Caso paradigmatico della scienza autoritaria usata come instrumentum regni o pecuniae (che con un neologismo si chiama Lascienza) che è balzato all’attenzione proprio negli ultimi giorni:
L’argomento è scenografico ma non sostanziale, i dibattiti come le partite di tennis vengono fatti per stabilire un vincitore, e se in campo al Roland Garros contro Federer scendesse veramente un avversario con la racchetta in bocca tanto meglio, la partita sarebbe vinta da Federer in cinque minuti. Uscendo di metafora il dibattito in tivvù viene fatto per il pubblico, cosa di sarebbe dunque di meglio per Burioni che “asfaltare” davanti alle telecamere un avversario?

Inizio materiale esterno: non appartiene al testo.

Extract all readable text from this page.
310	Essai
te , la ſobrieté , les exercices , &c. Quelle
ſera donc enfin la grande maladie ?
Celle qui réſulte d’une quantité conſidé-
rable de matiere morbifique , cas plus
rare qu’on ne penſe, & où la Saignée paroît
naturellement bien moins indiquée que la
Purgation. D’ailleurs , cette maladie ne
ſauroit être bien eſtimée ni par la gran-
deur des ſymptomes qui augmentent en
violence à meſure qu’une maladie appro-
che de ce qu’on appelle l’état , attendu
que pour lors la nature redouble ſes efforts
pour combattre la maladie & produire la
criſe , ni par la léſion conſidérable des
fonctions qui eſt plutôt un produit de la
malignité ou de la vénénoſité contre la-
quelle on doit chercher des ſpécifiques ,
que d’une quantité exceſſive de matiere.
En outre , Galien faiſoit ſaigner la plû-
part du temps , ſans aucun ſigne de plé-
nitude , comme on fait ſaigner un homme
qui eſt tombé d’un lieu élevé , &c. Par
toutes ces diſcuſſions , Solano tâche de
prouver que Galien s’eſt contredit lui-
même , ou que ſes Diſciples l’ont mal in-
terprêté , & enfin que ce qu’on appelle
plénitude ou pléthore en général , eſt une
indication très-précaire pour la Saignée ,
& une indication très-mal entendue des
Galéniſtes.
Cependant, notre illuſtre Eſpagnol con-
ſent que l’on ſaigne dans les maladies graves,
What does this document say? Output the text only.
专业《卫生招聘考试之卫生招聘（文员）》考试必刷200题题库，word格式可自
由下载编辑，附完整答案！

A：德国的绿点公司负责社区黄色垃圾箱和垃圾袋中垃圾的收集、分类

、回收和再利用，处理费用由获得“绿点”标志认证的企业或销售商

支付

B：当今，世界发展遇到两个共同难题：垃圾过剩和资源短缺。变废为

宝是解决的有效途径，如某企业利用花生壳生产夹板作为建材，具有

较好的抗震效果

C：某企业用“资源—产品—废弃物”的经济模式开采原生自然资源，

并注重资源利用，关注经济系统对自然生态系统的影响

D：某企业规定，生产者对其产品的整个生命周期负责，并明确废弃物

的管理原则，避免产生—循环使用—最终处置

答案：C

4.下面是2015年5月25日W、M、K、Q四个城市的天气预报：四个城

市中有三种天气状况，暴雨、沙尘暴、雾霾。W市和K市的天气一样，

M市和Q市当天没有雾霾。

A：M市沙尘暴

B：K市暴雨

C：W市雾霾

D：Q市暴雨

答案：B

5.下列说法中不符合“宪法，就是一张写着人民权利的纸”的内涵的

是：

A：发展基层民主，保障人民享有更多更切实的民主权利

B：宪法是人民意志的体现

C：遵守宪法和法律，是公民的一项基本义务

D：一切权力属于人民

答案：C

Ma le cose nel caso in questione non stanno neanche esattamente così, Messora avrebbe solo posto domande come farebbe qualsiasi giornalista (dunque Burioni parla solo con giornalisti laureati e iscritti all’ordine professionale dei medici?), si tratta quindi di una evidente strategia di fuga, tanto più evidente quando il confronto è evitato anche con qualcuno competente scientificamente come Stefano Montanari.
In nome della scienza un dibattito pubblico tra Burioni – Montanari o un’intervista Burioni – Messora sarebbero un servizio dovuto, in nome dello scientismo (de Lascienza) queste occasioni devono essere aborrite. Tutto qui.